SolarWinds was hacked as far back as 2019 by a group of government hackers associated with Russia’s foreign intelligence service, who broke into SolarWinds’ network and planted a backdoor in the code of the company’s flagship Orion network management product. When the tainted Orion software was pushed to SolarWinds’ customers as a software update, the hackers gained access to every network running the compromised software, including private companies and federal agencies.

The hack was discovered almost a year later in 2020, during which several U.S. government departments were confirmed compromised, including NASA, Homeland Security and the Department of Justice, as well as security giant FireEye, and several tech companies, universities, and hospitals.

The SEC told SolarWinds in November 2022 that it faced enforcement action following the cyberattack, warning that the company’s cybersecurity disclosures and public statements were under scrutiny.

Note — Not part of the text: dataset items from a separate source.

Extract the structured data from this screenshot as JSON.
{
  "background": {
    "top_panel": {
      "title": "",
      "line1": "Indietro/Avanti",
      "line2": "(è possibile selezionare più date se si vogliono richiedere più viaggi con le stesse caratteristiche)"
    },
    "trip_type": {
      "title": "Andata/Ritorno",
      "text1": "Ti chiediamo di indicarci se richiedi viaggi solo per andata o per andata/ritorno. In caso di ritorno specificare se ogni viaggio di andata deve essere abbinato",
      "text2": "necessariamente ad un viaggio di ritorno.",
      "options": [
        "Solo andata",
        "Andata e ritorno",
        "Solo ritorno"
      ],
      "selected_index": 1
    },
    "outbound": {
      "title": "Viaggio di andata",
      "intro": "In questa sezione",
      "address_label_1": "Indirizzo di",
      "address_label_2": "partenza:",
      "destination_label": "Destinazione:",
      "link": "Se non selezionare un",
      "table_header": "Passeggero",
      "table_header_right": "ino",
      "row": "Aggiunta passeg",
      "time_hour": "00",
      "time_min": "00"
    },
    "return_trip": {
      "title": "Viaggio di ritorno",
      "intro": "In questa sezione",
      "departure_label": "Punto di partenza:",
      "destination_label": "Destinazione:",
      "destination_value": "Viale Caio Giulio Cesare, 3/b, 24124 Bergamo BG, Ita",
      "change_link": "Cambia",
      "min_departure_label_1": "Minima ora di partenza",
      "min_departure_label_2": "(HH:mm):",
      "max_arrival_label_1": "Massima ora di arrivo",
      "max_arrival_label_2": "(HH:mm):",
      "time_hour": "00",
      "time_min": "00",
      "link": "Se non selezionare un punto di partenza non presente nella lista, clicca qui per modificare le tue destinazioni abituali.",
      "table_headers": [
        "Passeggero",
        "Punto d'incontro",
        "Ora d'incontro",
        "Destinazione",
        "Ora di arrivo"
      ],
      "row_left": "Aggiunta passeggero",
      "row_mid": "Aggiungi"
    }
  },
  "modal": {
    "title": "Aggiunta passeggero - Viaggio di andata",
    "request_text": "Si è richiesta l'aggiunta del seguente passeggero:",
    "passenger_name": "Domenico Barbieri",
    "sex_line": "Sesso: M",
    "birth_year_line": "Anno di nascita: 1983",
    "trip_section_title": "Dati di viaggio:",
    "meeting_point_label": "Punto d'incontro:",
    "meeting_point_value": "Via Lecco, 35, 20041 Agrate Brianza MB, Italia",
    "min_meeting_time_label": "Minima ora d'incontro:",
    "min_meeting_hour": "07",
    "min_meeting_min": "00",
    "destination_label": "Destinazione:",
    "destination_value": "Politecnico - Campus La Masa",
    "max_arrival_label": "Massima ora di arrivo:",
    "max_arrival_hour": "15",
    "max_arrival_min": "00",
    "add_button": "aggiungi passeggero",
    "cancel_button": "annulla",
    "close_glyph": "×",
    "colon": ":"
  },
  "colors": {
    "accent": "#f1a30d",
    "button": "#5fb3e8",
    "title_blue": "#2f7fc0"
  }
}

Following the breach, former SolarWinds chief executive Kevin Thompson was pilloried by U.S. lawmakers for blaming an intern for using the now-infamous password, “solarwinds123,” on a SolarWinds file server for several years until it was discovered by a security researcher. The SEC said in its complaint filed in a New York federal court that the simplicity of this password “did not comply with the company’s stated password complexity requirements,” which conflicted with SolarWinds’ publicly posted security statement. The SEC said that SolarWinds and Brown’s “misstatements and omissions regarding password issues were not only false and misleading, but materially so.”

A SolarWinds spokesperson declined to comment on the record. In a blog post published shortly after the SEC’s announcement, SolarWinds CEO Sudhakar Ramakrishna accused the SEC of launching a “misguided and improper enforcement action” against the company and that it will “vigorously oppose this action.”

Alec Koch, an attorney for Brown, said that he looks forward to defending Brown’s reputation and “correcting the inaccuracies in the SEC’s complaint.”